Bugün dünyanın bir çok yerinde, sadece Allah’a İmanından ve İslamı temsilinden dolayı, tarihde olanları, yapılanları aratmayacak kadar korkunç işkenceler, zulümler, maddi manevi baskılar, hemde müslüman kimliğini taşıyanlar tarafından irtikap edilmektedir.

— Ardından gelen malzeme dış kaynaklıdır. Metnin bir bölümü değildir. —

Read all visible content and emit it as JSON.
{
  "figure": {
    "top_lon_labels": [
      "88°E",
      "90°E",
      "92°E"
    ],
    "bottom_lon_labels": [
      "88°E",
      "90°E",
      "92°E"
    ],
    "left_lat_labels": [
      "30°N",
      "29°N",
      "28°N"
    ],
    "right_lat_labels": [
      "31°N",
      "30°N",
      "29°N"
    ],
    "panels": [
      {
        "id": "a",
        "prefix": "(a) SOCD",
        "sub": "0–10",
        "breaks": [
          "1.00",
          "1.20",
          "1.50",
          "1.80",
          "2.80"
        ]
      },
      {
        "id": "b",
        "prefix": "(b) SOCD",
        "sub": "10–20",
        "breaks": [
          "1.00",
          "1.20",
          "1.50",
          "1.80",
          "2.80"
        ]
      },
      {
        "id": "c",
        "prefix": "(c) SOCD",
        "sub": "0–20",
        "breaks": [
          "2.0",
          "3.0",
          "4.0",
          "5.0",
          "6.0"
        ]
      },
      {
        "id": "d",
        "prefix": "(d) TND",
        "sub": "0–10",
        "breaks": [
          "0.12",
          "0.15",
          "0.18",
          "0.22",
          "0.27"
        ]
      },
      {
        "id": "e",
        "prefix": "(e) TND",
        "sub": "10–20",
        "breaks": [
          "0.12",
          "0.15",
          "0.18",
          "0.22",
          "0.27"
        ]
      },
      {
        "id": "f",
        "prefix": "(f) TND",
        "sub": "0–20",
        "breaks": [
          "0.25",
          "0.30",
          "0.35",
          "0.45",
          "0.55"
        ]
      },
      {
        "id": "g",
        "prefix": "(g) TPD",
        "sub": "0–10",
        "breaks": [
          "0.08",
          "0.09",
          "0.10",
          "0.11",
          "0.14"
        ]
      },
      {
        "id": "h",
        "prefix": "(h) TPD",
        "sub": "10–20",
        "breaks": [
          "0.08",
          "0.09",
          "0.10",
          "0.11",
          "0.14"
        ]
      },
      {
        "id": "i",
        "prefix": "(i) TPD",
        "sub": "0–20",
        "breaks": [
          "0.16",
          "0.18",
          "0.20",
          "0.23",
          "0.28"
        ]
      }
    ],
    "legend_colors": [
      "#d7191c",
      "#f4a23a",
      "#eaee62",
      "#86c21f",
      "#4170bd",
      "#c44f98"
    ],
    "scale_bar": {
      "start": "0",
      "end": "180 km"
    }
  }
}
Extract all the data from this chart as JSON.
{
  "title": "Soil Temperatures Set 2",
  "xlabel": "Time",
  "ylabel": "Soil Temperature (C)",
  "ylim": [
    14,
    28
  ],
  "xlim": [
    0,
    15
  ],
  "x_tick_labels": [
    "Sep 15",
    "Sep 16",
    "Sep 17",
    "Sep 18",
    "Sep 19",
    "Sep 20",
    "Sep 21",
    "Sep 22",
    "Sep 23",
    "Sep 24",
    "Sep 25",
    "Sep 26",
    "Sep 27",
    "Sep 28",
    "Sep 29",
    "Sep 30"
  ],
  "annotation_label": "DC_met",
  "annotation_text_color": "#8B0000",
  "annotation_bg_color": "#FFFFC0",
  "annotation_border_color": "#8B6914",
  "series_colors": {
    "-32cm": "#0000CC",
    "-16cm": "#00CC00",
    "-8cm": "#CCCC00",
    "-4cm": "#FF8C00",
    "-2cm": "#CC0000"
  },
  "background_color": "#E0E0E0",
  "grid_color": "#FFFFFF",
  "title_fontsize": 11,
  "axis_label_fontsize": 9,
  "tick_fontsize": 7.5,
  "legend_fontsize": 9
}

Mü’minler imanlarının gereği bütün yapılan iftira ve isnatlara, zulüm ve hakaretlere, en mahrem mal, can, namus, haysiyet ve şereflerine dokunmalarına, yuvalarını darmadağınık yapıp, ülkelerinde yaşama haklarını ellerinden almalarına, ana baba, evlat cenazelerine son vazifelerini yapma fırsatı bile vermemelerine rağmen, bu yapılanlara mukabil “ Tevekkeltü Alallah” deyip sabrederek, fitne ve fesada karşı, yangına benzin dökmeden, mukabele’i bil misilde bulunmadan, sokağa dökülüp kimsenin malına, canına, namus haysiyet ve şerefine dokunmadan, huzursuzluk çıkarmadan, hukuki haklarını meşru yollarla aramakta, Allah’a dayanıp güvenmekte, olup bitenleri Rabb’ül Alemin’e havele etmektedirler.
Mü’min ümitli olur. Ümidini imanla besler. Sabır da iman’a güç katar. Sabır zordur, acıdır ama, neticesi güzel ve meyvesi tatlıdır.
Evet bu dünyanın ahireti de var. Adil’i Mutlak Allah, mazlumun hakkını kimsede bırakmaz. Dünyada ağlayanları, ahirette güldürür.